Sleepwalking, also known as somnambulism, is linked to emotional stress and sleep deprivation and occurs during deep sleep. The affected person could begin to function while sleeping – meaning people can walk or even perform a familiar task while remaining asleep.

And it’s more common than we may think. According to the study, 11.4% of survey respondents admitted to sleepwalking. Of those people, 9.7% reported sleepwalking four or more times a week, and 21.2% confessed to sleepwalking two to three times per week. The largest percentage of people (30.1%) said they usually sleepwalked a few times a year or monthly. Two in 5 people also witnessed someone sleepwalking. 

But what does this look like? The top three activities that sleepwalkers did were wandering (67.9%), rubbing eyes (29.4%), and stretching (23.4%). A frightening 15.8% of respondents left their house, and 7% of people injured themselves while sleepwalking. Additionally, those sleepwalking were twice as likely as non-sleepwalkers to have nightmares.

Respondents even went into detail about what they did while sleepwalking. A 31-year-old woman said she left her room, went into her husband’s office while he was still awake, and had a full conversation about George Washington. Another person said he got up and wandered through the house and fell over a small table, landing flat on the floor. 

One of the most shocking numbers from the study was that more than half (53%) of people did nothing to try to change their sleepwalking habits. The rest of the survey participants who sleepwalked attempted to fix their problem by trying to get more quality sleep, keeping track of their sleep patterns, and learning ways to cope with stress and anxiety. People also reduced their caffeine intake. 

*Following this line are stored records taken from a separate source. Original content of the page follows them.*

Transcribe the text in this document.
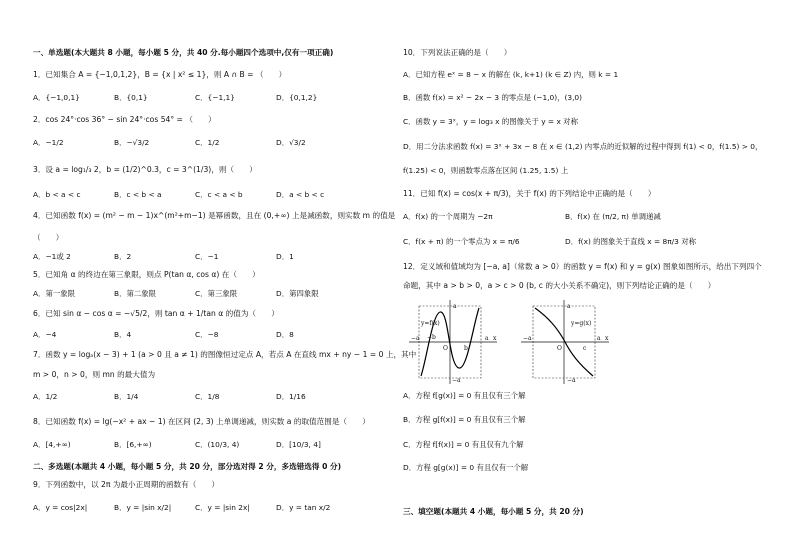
一、单选题(本大题共 8 小题，每小题 5 分，共 40 分.每小题四个选项中,仅有一项正确)
1．已知集合 A = {−1,0,1,2}，B = {x | x² ≤ 1}，则 A ∩ B = （　　）
A．{−1,0,1}	B．{0,1}	C．{−1,1}	D．{0,1,2}
2．cos 24°·cos 36° − sin 24°·cos 54° = （　　）
A．−1/2	B．−√3/2	C．1/2	D．√3/2
3．设 a = log₁/₃ 2，b = (1/2)^0.3，c = 3^(1/3)，则（　　）
A．b < a < c	B．c < b < a	C．c < a < b	D．a < b < c
4．已知函数 f(x) = (m² − m − 1)x^(m²+m−1) 是幂函数，且在 (0,+∞) 上是减函数，则实数 m 的值是
（　　）
A．−1或 2	B．2	C．−1	D．1
5．已知角 α 的终边在第三象限，则点 P(tan α, cos α) 在（　　）
A．第一象限	B．第二象限	C．第三象限	D．第四象限
6．已知 sin α − cos α = −√5/2，则 tan α + 1/tan α 的值为（　　）
A．−4	B．4	C．−8	D．8
7．函数 y = logₐ(x − 3) + 1 (a > 0 且 a ≠ 1) 的图像恒过定点 A，若点 A 在直线 mx + ny − 1 = 0 上，其中
m > 0，n > 0，则 mn 的最大值为
A．1/2	B．1/4	C．1/8	D．1/16
8．已知函数 f(x) = lg(−x² + ax − 1) 在区间 (2, 3) 上单调递减，则实数 a 的取值范围是（　　）
A．[4,+∞)	B．[6,+∞)	C．(10/3, 4)	D．[10/3, 4]
二、多选题(本题共 4 小题，每小题 5 分，共 20 分，部分选对得 2 分，多选错选得 0 分)
9．下列函数中，以 2π 为最小正周期的函数有（　　）
A．y = cos|2x|	B．y = |sin x/2|	C．y = |sin 2x|	D．y = tan x/2
10．下列说法正确的是（　　）
A．已知方程 eˣ = 8 − x 的解在 (k, k+1) (k ∈ Z) 内，则 k = 1
B．函数 f(x) = x² − 2x − 3 的零点是 (−1,0)，(3,0)
C．函数 y = 3ˣ，y = log₃ x 的图像关于 y = x 对称
D．用二分法求函数 f(x) = 3ˣ + 3x − 8 在 x ∈ (1,2) 内零点的近似解的过程中得到 f(1) < 0，f(1.5) > 0，
f(1.25) < 0，则函数零点落在区间 (1.25, 1.5) 上
11．已知 f(x) = cos(x + π/3)，关于 f(x) 的下列结论中正确的是（　　）
A．f(x) 的一个周期为 −2π	B．f(x) 在 (π/2, π) 单调递减
C．f(x + π) 的一个零点为 x = π/6	D．f(x) 的图象关于直线 x = 8π/3 对称
12．定义域和值域均为 [−a, a]（常数 a > 0）的函数 y = f(x) 和 y = g(x) 图象如图所示，给出下列四个
命题，其中 a > b > 0，a > c > 0 (b, c 的大小关系不确定)，则下列结论正确的是（　　）
a
O
a x
−a −b
b
−a
y=f(x)
a
O
a x
−a
c
−a
y=g(x)
A．方程 f[g(x)] = 0 有且仅有三个解
B．方程 g[f(x)] = 0 有且仅有三个解
C．方程 f[f(x)] = 0 有且仅有九个解
D．方程 g[g(x)] = 0 有且仅有一个解
三、填空题(本题共 4 小题，每小题 5 分，共 20 分)
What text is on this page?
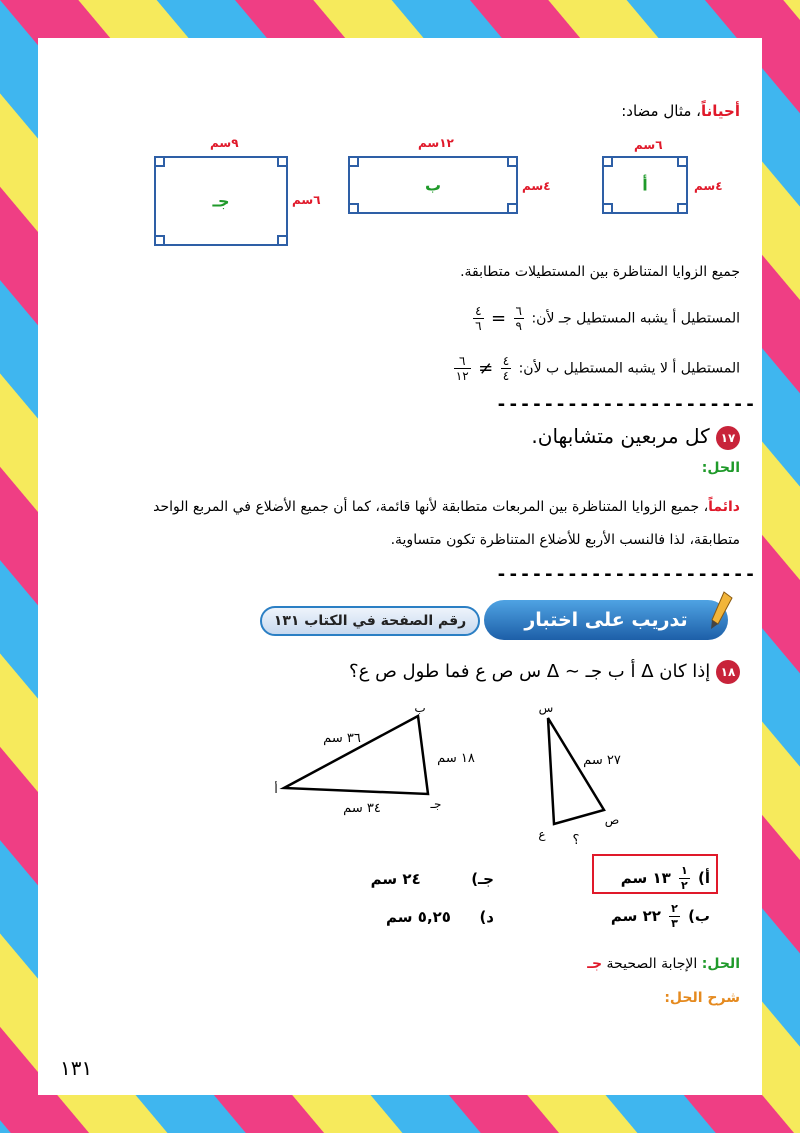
أحياناً، مثال مضاد:
٦سم
أ	٤سم
١٢سم
ب	٤سم
٩سم
جـ	٦سم
جميع الزوايا المتناظرة بين المستطيلات متطابقة.
المستطيل أ يشبه المستطيل جـ لأن:
$\frac{٦}{٩}$
=
$\frac{٤}{٦}$
المستطيل أ لا يشبه المستطيل ب لأن:
$\frac{٤}{٤}$
≠
$\frac{٦}{١٢}$
----------------------
١٧ كل مربعين متشابهان.
الحل:
دائماً، جميع الزوايا المتناظرة بين المربعات متطابقة لأنها قائمة، كما أن جميع الأضلاع في المربع الواحد
متطابقة، لذا فالنسب الأربع للأضلاع المتناظرة تكون متساوية.
----------------------
رقم الصفحة في الكتاب ١٣١	تدريب على اختبار
١٨ إذا كان Δ أ ب جـ ∽ Δ س ص ع فما طول ص ع؟
ب
أ
جـ
٣٦ سم
١٨ سم
٣٤ سم
س
ص
ع
٢٧ سم
؟
أ)
$\frac{١}{٢}$
١٣ سم
جـ)  ٢٤ سم
ب)
$\frac{٢}{٣}$
٢٢ سم
د)  ٥,٢٥ سم
الحل: الإجابة الصحيحة جـ
شرح الحل:
١٣١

Confessions of Sleeptalkers

Sleeptalking is a whole different story. Almost half (47%) of people said they sleeptalk or have heard someone talking in their sleep. When this happens, it can sound like mumbles, full-on conversations, and even screams.

According to the survey, 66.1% of sleeptalkers were at least slightly concerned about what they say in their sleep – and some were worried for a good reason. Sleeptalking caused 23% of respondents to say something they regretted, and more than 1 in 10 had their feelings hurt by the person they overheard. Some of the topics people in the survey discussed in their sleep were marriage, their career and finances. Some people even blurted out secrets.

Overall Sleep Satisfaction

Sleepwalkers and sleeptalkers were approximately 10 percentage points less satisfied with their sleep than those without these sleep disorders. They also felt slightly less productive at work and experienced more workplace stress. 

While obtaining better sleep can sometimes be easier said than done, there are a few tips people can try, such as reducing screen time before bed, adjusting the blue light settings on smartphones, drinking less caffeine, exercising more frequently, and meditating before bed. 

While getting a good night’s rest can be difficult, a few adjustments can lead to better sleep.